Nella sua spiegazione dell'atto analitico, Safatle lo differenzia da altri due modi di agire, il recitazione e il passaggio all'atto. Agire riguarda l'agire in modo diverso da quanto fino ad allora riprodotto, ma la cui differenza è solo apparente, qualcosa che non intacca le strutture, incarnando un atto eminentemente performativo che si suppone soddisfi i desideri degli altri, che si verifica, ad esempio, nel citato manifestazioni. D'altra parte, il passaggio all'atto può essere visto come una condotta di negazione, generalmente incarnata nel sacrificio di sé, spesso correlata al suicidio o ad un'altra forma di rottura radicale, ma che non intacca nemmeno le strutture.

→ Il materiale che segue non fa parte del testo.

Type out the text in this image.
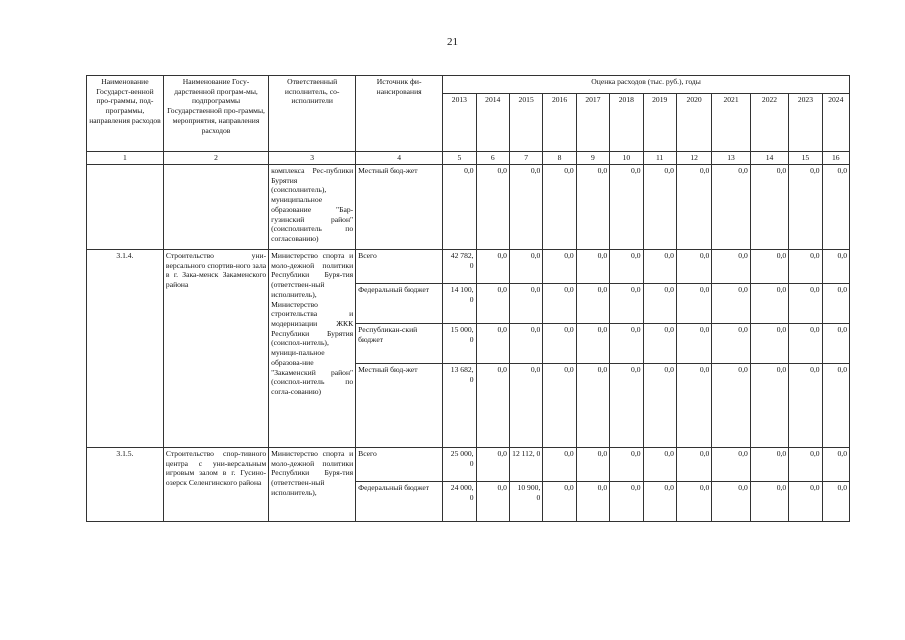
21
Наименование Государст-венной про-граммы, под-программы, направления расходов	Наименование Госу-дарственной програм-мы, подпрограммы Государственной про-граммы, мероприятия, направления расходов	Ответственный исполнитель, со-исполнители	Источник фи-нансирования	Оценка расходов (тыс. руб.), годы											
				2013	2014	2015	2016	2017	2018	2019	2020	2021	2022	2023	2024
1	2	3	4	5	6	7	8	9	10	11	12	13	14	15	16
		комплекса Рес-публики Бурятия (соисполнитель), муниципальное образование "Бар-гузинский район" (соисполнитель по согласованию)	Местный бюд-жет	0,0	0,0	0,0	0,0	0,0	0,0	0,0	0,0	0,0	0,0	0,0	0,0
3.1.4.	Строительство уни-версального спортив-ного зала в г. Зака-менск Закаменского района	Министерство спорта и моло-дежной политики Республики Буря-тия (ответствен-ный исполнитель), Министерство строительства и модернизации ЖКК Республики Бурятия (соиспол-нитель), муници-пальное образова-ние "Закаменский район" (соиспол-нитель по согла-сованию)	Всего	42 782, 0	0,0	0,0	0,0	0,0	0,0	0,0	0,0	0,0	0,0	0,0	0,0
			Федеральный бюджет	14 100, 0	0,0	0,0	0,0	0,0	0,0	0,0	0,0	0,0	0,0	0,0	0,0
			Республикан-ский бюджет	15 000, 0	0,0	0,0	0,0	0,0	0,0	0,0	0,0	0,0	0,0	0,0	0,0
			Местный бюд-жет	13 682, 0	0,0	0,0	0,0	0,0	0,0	0,0	0,0	0,0	0,0	0,0	0,0
3.1.5.	Строительство спор-тивного центра с уни-версальным игровым залом в г. Гусино-озерск Селенгинского района	Министерство спорта и моло-дежной политики Республики Буря-тия (ответствен-ный исполнитель),	Всего	25 000, 0	0,0	12 112, 0	0,0	0,0	0,0	0,0	0,0	0,0	0,0	0,0	0,0
			Федеральный бюджет	24 000, 0	0,0	10 900, 0	0,0	0,0	0,0	0,0	0,0	0,0	0,0	0,0	0,0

Pertanto, l'atto analitico rimane quello che conta veramente nei movimenti rivoluzionari, sovversivi, che fanno implodere le strutture. Nel modo di spiegare il concetto si usa lo stesso esempio adottato da Lacan, dalla bellissima allegoria di Arthur Rimbaud, dal poema “Per una ragione", scritto significativamente al culmine degli eventi della Comune di Parigi. In questi termini, l'atto analitico si presenta come qualcosa in relazione con una ripetizione che lo precede, di altri tentativi irrealizzati di un atto, che riverberano, si uniscono e si condensano, in qualcosa che si potrebbe rappresentare come un rimbombo supersonico. Questa è la parola efficace, che depone e ricrea il soggetto stesso, trasformando quello che fino ad allora era un sintomo in un atto rivoluzionario.

Safatle lancia così un appello alla responsabilità politica, ben rappresentando la migliore tradizione critica della psicoanalisi brasiliana. In questo modo, proprio come Platone assilla i giuristi, ricordando loro che non esiste una persona giusta in una società ingiusta, Safatle esorta non solo i professionisti della salute mentale, ma tutti noi, che non esiste una persona sana in una società malata e che molti a volte il sintomo rivela un rifiuto di adattamento: più che un'anomalia, è legittima resistenza rivoluzionaria, un rifiuto di accettare l'inaccettabile, capace di essere un innesco per nuove forme di organizzazione politica e azione collettiva.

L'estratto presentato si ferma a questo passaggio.